A survey of the World patent Index in 1983 revealed that over 150 inventions were related to this polysaccharide, mostly on its new applications (LeDuy, Choplin, Zajic, & Loung, 1988). Literature has been surveyed from 2000 to 2007 and it reveals ten new inventions related to production and pharmaceutical applications of the pullulan (Boyd et al., 2006, Cade et al., 2003, Gaddy and Patton, 2006, Ikewaki et al., 2005, Leung et al., 2006, Scott et al., 2005, Thorne et al., 2000, Thorne et al., 2002, Wolf, 2005). A number of methods for pullulan production have been reported (Kato and Shiosaka, 1974, Ozaki et al., 1996, Wallenfels and Bender, 1961, Zajic, 1967).

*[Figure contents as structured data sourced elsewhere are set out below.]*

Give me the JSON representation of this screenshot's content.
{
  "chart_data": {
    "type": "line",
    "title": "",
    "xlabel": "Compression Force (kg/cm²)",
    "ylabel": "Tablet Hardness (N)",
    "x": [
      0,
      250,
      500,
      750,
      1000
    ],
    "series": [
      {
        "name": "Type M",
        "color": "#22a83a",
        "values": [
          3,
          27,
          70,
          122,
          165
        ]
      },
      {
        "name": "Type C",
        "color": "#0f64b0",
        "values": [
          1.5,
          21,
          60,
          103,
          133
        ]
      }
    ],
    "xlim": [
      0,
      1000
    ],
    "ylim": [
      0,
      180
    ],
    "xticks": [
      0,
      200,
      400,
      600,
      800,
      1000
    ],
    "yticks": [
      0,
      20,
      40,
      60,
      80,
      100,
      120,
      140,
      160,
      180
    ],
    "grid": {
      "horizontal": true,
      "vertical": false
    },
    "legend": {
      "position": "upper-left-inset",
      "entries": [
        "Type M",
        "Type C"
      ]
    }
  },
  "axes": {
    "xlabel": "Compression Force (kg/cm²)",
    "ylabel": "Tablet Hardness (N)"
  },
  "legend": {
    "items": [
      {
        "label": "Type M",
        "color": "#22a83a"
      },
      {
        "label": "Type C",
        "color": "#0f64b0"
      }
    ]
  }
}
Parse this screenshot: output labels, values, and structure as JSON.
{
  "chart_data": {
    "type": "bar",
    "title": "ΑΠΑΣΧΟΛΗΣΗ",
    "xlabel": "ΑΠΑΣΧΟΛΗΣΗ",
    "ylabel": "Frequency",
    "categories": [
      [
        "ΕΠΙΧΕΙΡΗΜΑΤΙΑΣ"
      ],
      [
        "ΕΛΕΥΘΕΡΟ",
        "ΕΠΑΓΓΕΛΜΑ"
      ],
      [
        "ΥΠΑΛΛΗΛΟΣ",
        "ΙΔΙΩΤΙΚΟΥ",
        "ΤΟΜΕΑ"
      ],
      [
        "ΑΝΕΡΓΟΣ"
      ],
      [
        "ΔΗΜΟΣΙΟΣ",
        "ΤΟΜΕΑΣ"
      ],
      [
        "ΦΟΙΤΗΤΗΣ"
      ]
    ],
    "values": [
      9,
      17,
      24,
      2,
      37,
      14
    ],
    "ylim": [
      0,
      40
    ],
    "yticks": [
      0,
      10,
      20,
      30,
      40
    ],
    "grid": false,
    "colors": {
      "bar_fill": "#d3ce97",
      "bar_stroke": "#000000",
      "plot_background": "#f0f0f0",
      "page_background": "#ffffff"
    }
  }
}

Many applications of pullulan in food have been documented (Hiji, 1986, Hijiya and Shiosaka, 1975a, Hijiya and Shiosaka, 1975b, Kato and Shiosaka, 1975a). Applications of pullulan in personal care products have been summarized by Nakashio, Tsuji, Toyota, and Fujita (1976b). Numerous derivatizations of pullulan have also been patented, including esterification (Hijiya & Shiosaka, 1975c), etherification (Fujita, Fukami, & Fujimoto, 1979), hydrogenation (Kato & Shiosaka, 1976) and carboxylation (Tsuji, Fujimoto, Masuko, & Nagase, 1978).